Bes­ser schnitt da schon die Schwei­ze­rin Pao­la del Med­ico ab, die auf eine ähn­li­che The­ma­tik setz­te. Ihr schwung­vol­ler Schla­ger ‘Bon­jour, bon­jour’, der wie für Cate­ri­na Valen­te geschrie­ben klang, erquick­te die Hörer­schaft mit unbe­küm­mer­tem, hor­mo­num­tos­tem, Allein­ste­hen­de aller­dings acht­los aus­gren­zen­dem Rosa-Bril­len-Opti­mis­mus (“Die Welt ist wun­der­bar, sie kann nicht schö­ner sein / Und sie gehört nur den Ver­lieb­ten allein”), wel­chem die wie immer etwas steif auf­tre­ten­de spä­te­re Ehe­frau von Kurt Felix und Mit­mo­de­ra­to­rin der quä­lend unlus­ti­gen TV-Show Ver­ste­hen Sie Spaß? mit dem ihr so eige­nen Gefrier­lä­cheln nicht ganz gerecht wer­den konn­te. Mona­co schick­te ein heut­zu­ta­ge lus­ti­ger­wei­se als Rug­by­trai­ner arbei­ten­des, damals jedoch erst zwölf­jäh­ri­ges fran­zö­si­sches Milch­büb­chen namens Jean-Jac­ques Bor­to­laï, das sei­ne ‘Maman’ anfleh­te, bit­te bit­te noch lan­ge an ihrem Rock­zip­fel kle­ben zu dür­fen: da mani­fes­tier­te sich wohl Heint­jes unglück­se­li­ger (und in des­sen Wahl­hei­mat Bel­gi­en stets viru­len­ter) Ein­fluss. Die­ses Grau­en mach­te die in einem augen­schmerz­grü­nen Kleid vom For­mat eines Zir­kus­zel­tes auf­tre­ten­de Irin Muri­el Day ver­ges­sen, die sich mit einem eksta­ti­schen Veits­tanz die ‘Wages of Love’ verdiente.

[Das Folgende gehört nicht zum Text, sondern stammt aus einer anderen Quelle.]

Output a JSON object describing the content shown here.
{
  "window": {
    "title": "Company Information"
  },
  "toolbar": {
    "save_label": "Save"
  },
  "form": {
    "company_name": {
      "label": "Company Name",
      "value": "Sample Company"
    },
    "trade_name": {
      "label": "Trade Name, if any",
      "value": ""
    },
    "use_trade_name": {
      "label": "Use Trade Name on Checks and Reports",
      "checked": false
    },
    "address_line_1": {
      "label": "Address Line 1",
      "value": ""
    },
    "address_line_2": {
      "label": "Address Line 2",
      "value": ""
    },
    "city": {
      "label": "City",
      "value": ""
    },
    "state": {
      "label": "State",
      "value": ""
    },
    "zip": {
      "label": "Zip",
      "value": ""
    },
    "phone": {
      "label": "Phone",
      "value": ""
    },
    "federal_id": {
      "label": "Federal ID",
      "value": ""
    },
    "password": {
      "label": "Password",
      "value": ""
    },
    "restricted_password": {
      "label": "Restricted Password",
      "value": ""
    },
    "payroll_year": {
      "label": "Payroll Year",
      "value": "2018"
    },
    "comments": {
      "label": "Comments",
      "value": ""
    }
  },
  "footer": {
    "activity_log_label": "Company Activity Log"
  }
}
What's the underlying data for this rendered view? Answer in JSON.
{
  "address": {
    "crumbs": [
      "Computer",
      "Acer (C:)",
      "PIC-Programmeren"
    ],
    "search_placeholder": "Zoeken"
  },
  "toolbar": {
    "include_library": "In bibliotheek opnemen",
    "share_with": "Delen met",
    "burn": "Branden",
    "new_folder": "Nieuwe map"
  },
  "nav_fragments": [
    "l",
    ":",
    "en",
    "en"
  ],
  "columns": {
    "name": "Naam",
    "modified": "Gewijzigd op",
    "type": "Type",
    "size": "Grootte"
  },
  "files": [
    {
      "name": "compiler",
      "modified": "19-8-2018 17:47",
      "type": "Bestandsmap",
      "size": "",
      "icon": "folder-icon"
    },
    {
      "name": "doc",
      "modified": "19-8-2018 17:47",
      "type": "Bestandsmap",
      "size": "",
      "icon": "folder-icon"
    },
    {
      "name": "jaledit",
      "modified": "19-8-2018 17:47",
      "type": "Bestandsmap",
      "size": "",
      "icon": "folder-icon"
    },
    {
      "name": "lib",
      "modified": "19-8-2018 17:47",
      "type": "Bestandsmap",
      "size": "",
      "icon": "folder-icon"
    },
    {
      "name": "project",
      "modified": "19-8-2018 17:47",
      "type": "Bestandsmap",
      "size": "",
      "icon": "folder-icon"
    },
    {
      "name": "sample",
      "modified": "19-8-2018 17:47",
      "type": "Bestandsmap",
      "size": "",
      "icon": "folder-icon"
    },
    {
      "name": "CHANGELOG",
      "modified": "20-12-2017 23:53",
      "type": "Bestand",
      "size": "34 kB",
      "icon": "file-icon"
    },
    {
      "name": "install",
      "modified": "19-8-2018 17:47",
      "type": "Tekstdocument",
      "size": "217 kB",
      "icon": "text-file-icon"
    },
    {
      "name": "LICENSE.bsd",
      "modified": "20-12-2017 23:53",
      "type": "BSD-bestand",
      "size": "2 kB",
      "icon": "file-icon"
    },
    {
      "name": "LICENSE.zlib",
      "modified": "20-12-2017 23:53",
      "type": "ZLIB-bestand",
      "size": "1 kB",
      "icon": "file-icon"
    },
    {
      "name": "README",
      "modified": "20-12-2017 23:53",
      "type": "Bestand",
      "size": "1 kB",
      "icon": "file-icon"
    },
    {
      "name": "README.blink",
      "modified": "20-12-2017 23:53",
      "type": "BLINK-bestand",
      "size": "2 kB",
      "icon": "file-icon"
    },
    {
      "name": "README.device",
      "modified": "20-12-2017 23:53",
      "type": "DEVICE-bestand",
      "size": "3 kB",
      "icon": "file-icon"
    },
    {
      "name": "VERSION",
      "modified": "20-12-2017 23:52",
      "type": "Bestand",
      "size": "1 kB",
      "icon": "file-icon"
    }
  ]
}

Erzielt sicher einen guten Lie­bes­lohn: die Muri­el (IE).

Für Bel­gi­en beschmach­te­te der bereits zum zwei­ten Mal antre­ten­de Lou­is Neefs, der Mann mit den wohl gigan­tischs­ten Kote­let­ten der Grand-Prix-Geschich­te, die den­noch nicht aus­reich­ten, sei­ne Segel­oh­ren voll­stän­dig zu kaschie­ren, ein Lon­do­ner Mäd­chen namens ‘Jen­ni­fer Jen­nings’. Er tat das mit stoi­scher Mie­ne und völ­lig bewe­gungs­los – bis zum ers­ten Refrain, als er ohne jede Vor­war­nung plötz­lich die Arme nach oben riss und in einer artis­ti­schen Ver­ren­kung über dem Kopf zusam­men­schlug. Wie vie­le älte­re Zuschauer:innen die­ser völ­lig unvor­her­seh­ba­re Gefühls­aus­bruch in den Herz­tod schick­te, ist nicht über­lie­fert. Finn­land ent­zück­te mit einem put­zi­gen, jung­ver­lieb­ten Schla­ger­duo namens Jark­ko & Lau­ra und einer fast aus­schließ­lich aus Refrain und vie­len lus­ti­gen Klang­ef­fek­ten bestehen­den Rag­time-Ode an die gute alte Zeit. Jark­ko hat­te sich stil­echt mit einem Kreis­sä­gen­hut und einem Regen­schirm kos­tü­miert; bei­de lie­fer­ten wäh­rend der Brü­cke eine lus­ti­ge Tanz­ein­la­ge, irgend­wo zwi­schen Kung-Fu, Stumm­film und Stepp­tanz. Siw Malmkvist schau­te hin­ge­gen ein wenig ver­zwei­felt drein und trug ihr ziem­lich ange­staub­tes deut­sches Spiel­do­sen-Schla­ger­lein namens ‘Pri­ma­bal­le­ri­na’ vor, in dem sie die trau­ri­ge Ein­sam­keit eines Por­zel­lan­püpp­chens besang: ein wirk­lich sozi­al­kri­tisch auf­rüt­teln­des Lied. Dazu dreh­te sie sich selbst etwa so anmu­tig wie der sprich­wört­li­che Ele­fant im Porzellanpüppchenladen.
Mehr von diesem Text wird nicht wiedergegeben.